Did I spend time thinking about Nora Ephron before yesterday? A little. I admired and enjoyed her movies, her books, the wise and funny things I heard or read from her. But I never met her and, in truth, I didn’t think about her often. Until yesterday, when I was caught by surprise by my intense reaction to her death.
Here was a woman who, really, had spoken for and to the rest of us women. To my generation, for sure, but also, I think, to a much broader group. She chronicled the pleasures and displeasures of all our lives, the petty annoyances and indignities of aging and upkeep and societal demands, and the great joys of friendship, love, family, and relishing good moments and experiences.
I had one of those experiences last night, out to dinner with Dr. D. and a tablefull of friends. The women--and the men, too--toasted Nora as if she had been a personal friend. There was a down-to-earth quality about her that made each of us certain that, given the chance, Nora and we would have certainly been friends.

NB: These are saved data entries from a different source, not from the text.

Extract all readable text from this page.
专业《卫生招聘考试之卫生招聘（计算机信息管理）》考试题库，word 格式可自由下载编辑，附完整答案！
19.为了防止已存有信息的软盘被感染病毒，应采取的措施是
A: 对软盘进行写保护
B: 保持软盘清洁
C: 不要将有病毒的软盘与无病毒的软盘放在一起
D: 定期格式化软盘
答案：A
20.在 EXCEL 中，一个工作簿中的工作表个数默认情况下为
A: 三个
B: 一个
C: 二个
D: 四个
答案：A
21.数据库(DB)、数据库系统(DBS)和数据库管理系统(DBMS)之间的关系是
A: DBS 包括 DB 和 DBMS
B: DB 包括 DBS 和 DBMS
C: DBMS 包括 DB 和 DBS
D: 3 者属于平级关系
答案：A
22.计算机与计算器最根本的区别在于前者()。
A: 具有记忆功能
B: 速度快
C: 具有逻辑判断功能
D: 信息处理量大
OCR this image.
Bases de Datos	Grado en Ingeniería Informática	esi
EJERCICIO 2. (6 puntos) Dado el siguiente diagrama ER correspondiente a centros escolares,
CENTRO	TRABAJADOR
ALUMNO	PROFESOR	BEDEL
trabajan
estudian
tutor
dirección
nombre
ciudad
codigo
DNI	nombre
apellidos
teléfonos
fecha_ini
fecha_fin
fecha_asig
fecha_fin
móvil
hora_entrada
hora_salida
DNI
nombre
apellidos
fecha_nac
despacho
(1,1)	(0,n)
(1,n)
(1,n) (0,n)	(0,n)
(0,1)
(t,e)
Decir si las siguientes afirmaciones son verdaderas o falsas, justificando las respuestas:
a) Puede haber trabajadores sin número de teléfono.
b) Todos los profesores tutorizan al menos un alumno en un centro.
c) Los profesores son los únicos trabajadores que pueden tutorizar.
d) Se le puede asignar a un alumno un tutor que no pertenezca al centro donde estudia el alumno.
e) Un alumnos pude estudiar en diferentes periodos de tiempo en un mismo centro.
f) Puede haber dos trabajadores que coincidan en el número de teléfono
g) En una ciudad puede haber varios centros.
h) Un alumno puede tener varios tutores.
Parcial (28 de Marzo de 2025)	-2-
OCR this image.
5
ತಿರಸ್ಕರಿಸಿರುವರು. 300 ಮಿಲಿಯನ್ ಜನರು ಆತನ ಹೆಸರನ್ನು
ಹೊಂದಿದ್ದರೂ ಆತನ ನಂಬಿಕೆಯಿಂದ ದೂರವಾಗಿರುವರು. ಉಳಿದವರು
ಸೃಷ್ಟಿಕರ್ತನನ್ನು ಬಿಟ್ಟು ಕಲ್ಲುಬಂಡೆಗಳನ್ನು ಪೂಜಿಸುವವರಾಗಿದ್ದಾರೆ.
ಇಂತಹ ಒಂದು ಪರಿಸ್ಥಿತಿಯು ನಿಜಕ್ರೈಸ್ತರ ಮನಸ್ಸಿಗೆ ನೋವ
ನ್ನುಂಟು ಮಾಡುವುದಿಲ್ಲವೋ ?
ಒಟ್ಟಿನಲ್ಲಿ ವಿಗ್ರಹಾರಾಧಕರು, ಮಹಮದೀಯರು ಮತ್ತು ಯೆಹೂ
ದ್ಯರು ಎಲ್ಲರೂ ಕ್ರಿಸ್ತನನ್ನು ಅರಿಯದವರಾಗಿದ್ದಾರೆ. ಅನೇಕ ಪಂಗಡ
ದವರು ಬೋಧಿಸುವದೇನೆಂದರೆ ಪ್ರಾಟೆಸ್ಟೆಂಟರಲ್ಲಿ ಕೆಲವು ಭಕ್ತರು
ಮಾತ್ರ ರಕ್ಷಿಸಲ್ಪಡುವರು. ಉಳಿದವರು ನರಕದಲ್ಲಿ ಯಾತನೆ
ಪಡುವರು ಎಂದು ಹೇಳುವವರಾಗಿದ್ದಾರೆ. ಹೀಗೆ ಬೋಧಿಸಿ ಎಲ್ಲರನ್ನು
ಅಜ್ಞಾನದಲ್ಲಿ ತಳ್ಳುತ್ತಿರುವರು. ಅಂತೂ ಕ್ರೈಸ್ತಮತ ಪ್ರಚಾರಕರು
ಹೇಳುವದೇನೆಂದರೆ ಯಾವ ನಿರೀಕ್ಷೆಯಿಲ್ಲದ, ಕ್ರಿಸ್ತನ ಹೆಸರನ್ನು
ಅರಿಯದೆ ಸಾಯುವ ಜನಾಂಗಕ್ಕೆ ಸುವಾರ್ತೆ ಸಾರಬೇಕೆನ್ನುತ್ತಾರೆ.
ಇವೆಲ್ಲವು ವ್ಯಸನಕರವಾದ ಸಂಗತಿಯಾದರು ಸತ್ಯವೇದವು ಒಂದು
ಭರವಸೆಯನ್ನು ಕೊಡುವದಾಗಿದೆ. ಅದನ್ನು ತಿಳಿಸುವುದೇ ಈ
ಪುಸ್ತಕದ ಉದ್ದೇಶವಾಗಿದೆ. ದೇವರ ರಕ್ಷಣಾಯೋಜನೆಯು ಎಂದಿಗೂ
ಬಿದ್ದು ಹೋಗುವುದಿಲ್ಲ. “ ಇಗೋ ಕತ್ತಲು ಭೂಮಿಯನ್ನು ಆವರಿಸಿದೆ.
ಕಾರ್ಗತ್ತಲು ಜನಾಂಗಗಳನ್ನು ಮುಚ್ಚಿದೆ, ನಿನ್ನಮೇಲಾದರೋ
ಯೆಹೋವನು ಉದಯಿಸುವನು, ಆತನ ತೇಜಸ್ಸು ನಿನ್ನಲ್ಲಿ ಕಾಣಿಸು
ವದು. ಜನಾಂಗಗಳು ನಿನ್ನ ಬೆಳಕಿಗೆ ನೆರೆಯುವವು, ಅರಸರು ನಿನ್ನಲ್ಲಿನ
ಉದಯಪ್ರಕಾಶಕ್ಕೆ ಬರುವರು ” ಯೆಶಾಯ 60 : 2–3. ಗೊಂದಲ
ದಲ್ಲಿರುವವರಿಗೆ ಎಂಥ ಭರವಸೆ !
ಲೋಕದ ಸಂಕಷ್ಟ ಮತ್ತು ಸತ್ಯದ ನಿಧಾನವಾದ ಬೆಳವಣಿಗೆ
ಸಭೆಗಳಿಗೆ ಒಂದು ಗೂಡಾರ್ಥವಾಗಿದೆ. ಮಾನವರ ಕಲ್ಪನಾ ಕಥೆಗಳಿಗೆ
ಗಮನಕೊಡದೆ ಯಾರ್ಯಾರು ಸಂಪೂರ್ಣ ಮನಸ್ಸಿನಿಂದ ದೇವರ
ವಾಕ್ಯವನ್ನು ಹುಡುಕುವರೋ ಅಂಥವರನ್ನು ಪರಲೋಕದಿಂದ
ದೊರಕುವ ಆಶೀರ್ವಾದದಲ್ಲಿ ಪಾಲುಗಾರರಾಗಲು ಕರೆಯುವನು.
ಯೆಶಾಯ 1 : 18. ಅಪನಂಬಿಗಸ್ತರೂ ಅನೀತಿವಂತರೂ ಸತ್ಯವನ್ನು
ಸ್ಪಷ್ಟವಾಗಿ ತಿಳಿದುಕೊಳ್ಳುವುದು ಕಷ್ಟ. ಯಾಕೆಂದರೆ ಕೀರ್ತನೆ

It felt like that, too, when Wendy Wasserstein died. Maybe what so many of us felt in remembering these two women, was how fearless they were in exposing what they felt and thought and believed and how their fearless honesty helped us define and understand and respect what we felt and thought and believed, too. And what we experienced. Yes, they both lived lives of huge accomplishment and resulting recognition. Yet somehow they included us on their journey. Somehow we got the sense that they were not rarified creatures living in a world we could never hope to know, but that they were us, writ larger. And way funnier. They inhabited the very same world, It will be so much less without them.